Las bases estadounidenses de Rota (Cádiz) y Morón (Sevilla) juegan un papel importante en el ataque que EE.UU e Israel están perpetrando en Irán. En territorio andaluz, estos enclaves no solo son un punto fundamental de apoyo para los cometidos del imperio 'yanqui' comandado por el magnate Donald Trump sino que, potencialmente, podrían ser una posible amenaza para nuestro territorio, como ha ocurrido con la base del Reino Unido en Chipre tras manifestar su apoyo a Washington.
Tras unos primeros días de cierta 'incertidumbre' entre los máximos mandatarios europeos, aunque no tardaron en salir aquellos que rápidamente se mostraron y posicionaron a favor de Trump, en España Pedro Sánchez ha vuelto a marcar un perfil propio sobre esta cuestión, como ya ocurriera el pasado mes de enero con los ataques perpetrados por EE.UU en Venezuela y la detención de Nicolás Maduro.
Mientras que Moreno Bonilla permanece en el más absoluto silencio ante la ofensiva estadounidense y su pretensión de utilizar las bases en suelo andaluz para continuar aniquilando ciudadanos iranís en favor de sus objetivos comerciales, Sánchez dio el paso de impedir que las bases en terriotorio andaluz pudieran ser utilizadas con tales fines, lo que le sirvió la reprimenda y amenazas de Trump.
Una decisión, la tomada por el presidente del Gobierno de España, que ha estado marcada por la indiferencia de Moreno Bonilla y el rechazo de Feijóo y Abascal. El presidente andaluz no se ha pronunciado al respecto desde que comenzaran los ataques, un pronunciamiento que, aunque vacío de capacidad de acción, por carecer de competencias para actuar, sí de simbolismo político, en forma de apoyo -o no- a las decisiones que toma Sánchez. Máxime, cuando son dos bases asentadas bajo su propio territorio y que ponen la vida de millones de andaluces -y españoles- en riesgo.

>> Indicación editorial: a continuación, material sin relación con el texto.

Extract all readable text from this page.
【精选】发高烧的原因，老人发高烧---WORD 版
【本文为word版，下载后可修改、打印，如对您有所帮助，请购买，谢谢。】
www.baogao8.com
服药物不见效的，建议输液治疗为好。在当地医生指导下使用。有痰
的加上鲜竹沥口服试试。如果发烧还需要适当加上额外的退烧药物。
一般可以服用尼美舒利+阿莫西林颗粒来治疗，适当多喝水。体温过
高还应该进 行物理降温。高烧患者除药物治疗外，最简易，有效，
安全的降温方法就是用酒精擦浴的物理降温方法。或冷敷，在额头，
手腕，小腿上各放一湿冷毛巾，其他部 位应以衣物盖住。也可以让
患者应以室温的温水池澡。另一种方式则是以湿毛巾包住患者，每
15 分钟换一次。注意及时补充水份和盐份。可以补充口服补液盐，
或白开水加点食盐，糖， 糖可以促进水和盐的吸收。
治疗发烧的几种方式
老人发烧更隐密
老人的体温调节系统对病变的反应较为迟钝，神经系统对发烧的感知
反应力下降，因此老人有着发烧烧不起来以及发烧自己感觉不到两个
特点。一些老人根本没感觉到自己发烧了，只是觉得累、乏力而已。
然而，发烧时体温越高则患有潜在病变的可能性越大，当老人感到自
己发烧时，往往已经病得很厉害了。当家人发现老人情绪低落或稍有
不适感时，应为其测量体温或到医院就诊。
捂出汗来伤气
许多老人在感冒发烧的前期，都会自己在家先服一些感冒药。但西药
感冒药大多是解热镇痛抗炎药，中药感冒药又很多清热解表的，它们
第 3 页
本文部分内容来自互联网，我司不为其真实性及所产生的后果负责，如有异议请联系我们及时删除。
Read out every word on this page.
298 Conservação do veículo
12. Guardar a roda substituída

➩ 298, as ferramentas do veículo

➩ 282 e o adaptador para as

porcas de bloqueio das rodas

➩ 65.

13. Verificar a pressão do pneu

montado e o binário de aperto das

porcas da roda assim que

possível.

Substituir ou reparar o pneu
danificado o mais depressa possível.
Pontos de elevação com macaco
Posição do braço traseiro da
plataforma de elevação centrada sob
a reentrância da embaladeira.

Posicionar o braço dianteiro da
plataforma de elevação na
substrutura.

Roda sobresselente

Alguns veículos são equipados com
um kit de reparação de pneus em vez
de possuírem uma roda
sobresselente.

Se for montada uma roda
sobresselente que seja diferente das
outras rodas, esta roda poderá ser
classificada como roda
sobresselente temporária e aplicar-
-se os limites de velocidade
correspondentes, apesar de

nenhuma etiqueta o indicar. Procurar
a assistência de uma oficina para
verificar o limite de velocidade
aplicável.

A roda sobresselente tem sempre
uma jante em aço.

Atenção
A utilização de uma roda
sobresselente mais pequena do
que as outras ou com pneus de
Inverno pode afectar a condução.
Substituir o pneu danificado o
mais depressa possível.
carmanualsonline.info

El mandatario andaluz, además, se enfrenta a la opinón contraria de su jefe y líder, Alberto Núñez Feijóo, que ha demostrado su apoyo a Trump antes que servir al interés general español. En esa 'guerra sucia' que el PP está copiando de la ultraderecha servil y lacaya de Abascal, el gallego no tardó ni unos minutos en contradecir al presidente del Gobierno y criticar su decisión. Por supuesto, estaría complacido de que Trump aplicara esas amanezas a España. Siguiendo las enseñanzas de su otrora jefe y presidente del Gobierno, Mariano Rajoy: "Cuanto peor, mejor para todos". Esa ha de ser la máxima que persigue ahora Feijóo, emular a Corina Machado en Venezuela. Aunque el final, como siempre, sea un servilismo inútil.
Lo cierto es que el presidente andaluz, que sí se ha manifestado en multitud de ocasiones sobre otros temas sobre los que no tenía la más mínima competencia, continúa guardando silencio en un asunto que no solo es vital para la seguridad de España sino especialmente para Andalucía. Además de estar ante un posicionamiento político que identifique los valores del propio líder. Los ciudadanos andaluces no saben aún qué piensa su mandatario al respecto en un ataque internacional.
Rechazo del Gobierno al ataque
El primero en manifestarse fue el ministro de Exteriores, José Manuel Albares, el sábado ante los ataques a Irán, pidiendo "respeto al derecho internacional. La violencia solo trae caos. Desescalada y diálogo sob la vía para la paz y estabilidad". Posteriormente, Pedro Sánchez se ha mantenido en esta línea argumental, con un contundente "no a la guerra", en contraposición al Ejecutivo de Aznar en 2003 e Irak. Sin embargo, Sánchez también ha ido más lejos: "Rechazamos la acción militar unilateral de EE.UU e Israel, que supone una escalada y contribuye a un orden internacional más incierto y hostil. Rechazamos igualmente las acciones del régimen iraní y de la Guardia Revolucionaria. No podemos permitirnos otra guerra prolongada y devastadora en Oriente Medio".
La postura que el Gobierno de España está manteniendo al respecto no solo supone un altavoz respecto al pensamiento mayoritario de la sociedad civil española, sino que ha provocado que líderes de la Unión Europea hayan, o bien 'rectificado', en ese explícito apoyo a Trump, o bien dado otro paso adelante en favor de la desescalada. Igualmente, incluso desde la Unión Europea se ha sido tajante respecto a la postura española, alabando al presidente y respaldándolo frente a las amenazas del líder norteamericano.